According to The Wall Street Journal, “Gasoline prices took a big bite out of Americans' pocketbooks in 2012. The average U.S. household paid an estimated $2,912 for gasoline last year, sucking up nearly 4% of the average household income before taxes according to government data out Monday. That is the highest percentage in three decades, with the exception of 2008, when the rate was nearly identical.”
And yet, Senate Democrats are again apparently looking towards the same oil and gas tax hike that has been defeated with bipartisan opposition multiple times. President Obama has also called for this tax hike in the past.
In addition, the Obama administration continues to delay construction of the Keystone XL pipeline, which could help lower energy prices and create jobs, after blocking it for over a year. Politico reported last month that “White House press secretary Jay Carney said the administration will not be pushed into making a hasty decision on whether to approve the Keystone XL pipeline. More than half the Senate -- 53 senators -- signed a letter to President Obama on Wednesday urging quick approval.” As Senate Republican Leader Mitch McConnell said at the time, “The President rejected Keystone last year because he didn’t want to offend his environmentalist base in a political year, but the election is over. With [the latest] hurdle now cleared, the President should give the green light to approve the Keystone XL pipeline, which would create thousands of good jobs as well as help make our nation more energy independent. The President says he’s for an all of the above approach to energy and now it’s time for him to live up to it.”
Meanwhile, BuzzFeed writes, “During his inaugural address last month, President Barack Obama vowed firmly and explicitly to make tackling climate change a top priority in his second term.” But opposition in Congress means “Obama will have to act unilaterally via executive orders and the Environmental Protection Agency — circumventing the legislative process entirely.” Reuters adds, “Energy industry experts expect Obama will sidestep Congress and use executive power to enact his second-term environmental agenda. By April, they say, the EPA could issue carbon emission standards for new plants that would effectively prevent new coal-fired generators from being built. Next would come a more controversial effort, setting standards for existing plants, a measure sure to provoke industry lawsuits.”

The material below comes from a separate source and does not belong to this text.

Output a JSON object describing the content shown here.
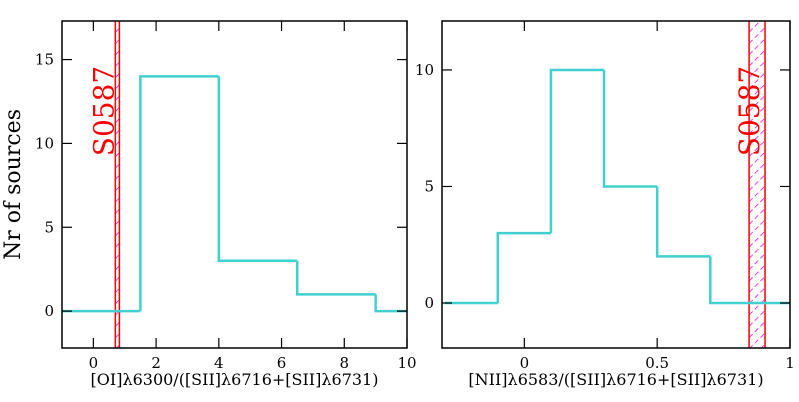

Indeed, the Obama administration has made it more and more expensive to generate electricity using coal. “A Reuters survey found that almost 100 coal-fired power plants have closed since 2010. Some 150 others have announced plans to close before the decade ends.
Coal generated 50 percent of the United States' electricity in 2005, a figure that fell to 38 percent in 2012, according to the U.S. Energy Information Administration,” Reuters reports. In the same story, “Robert Murray, chief executive of Murray Energy Corp, said he fears for the end of coal, prodded by a U.S. president who has promoted wind and solar power while cracking down on emissions from coal-fired power plants. ‘There are no coal-fired plants being built. Mr. Obama took care of that. I think we're totally eliminated by 2035,’ said Murray . . . .”

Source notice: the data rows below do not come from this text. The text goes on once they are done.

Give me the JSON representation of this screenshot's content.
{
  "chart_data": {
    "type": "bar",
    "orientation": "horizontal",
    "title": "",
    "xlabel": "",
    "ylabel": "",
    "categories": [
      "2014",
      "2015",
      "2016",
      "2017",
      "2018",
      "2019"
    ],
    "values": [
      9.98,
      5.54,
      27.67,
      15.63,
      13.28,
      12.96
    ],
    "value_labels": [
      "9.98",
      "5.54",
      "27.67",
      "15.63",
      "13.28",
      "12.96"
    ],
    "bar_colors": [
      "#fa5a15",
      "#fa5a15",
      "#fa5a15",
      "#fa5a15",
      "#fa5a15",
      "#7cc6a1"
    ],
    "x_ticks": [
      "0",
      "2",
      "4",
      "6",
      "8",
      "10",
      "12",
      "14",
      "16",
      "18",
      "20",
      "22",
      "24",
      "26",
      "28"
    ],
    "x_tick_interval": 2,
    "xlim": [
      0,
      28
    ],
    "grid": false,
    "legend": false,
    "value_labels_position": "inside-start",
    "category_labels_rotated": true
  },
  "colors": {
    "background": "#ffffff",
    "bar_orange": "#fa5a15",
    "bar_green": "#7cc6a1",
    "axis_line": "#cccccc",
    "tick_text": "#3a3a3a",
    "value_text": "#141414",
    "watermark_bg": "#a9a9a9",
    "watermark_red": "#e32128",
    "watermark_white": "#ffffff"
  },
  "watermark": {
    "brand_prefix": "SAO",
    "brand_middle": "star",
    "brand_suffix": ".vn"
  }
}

In our present economy, the last thing Americans need is policies that make it more expensive to fill up their car or heat their home, and yet that’s all they seems to get from the Obama administration and and the leadership of the Democrat-controlled Senate. Unfortunately, it is doubtful the Senate Democrats are seriously considering the economy and the American people during their current two-day retreat in Annapolis.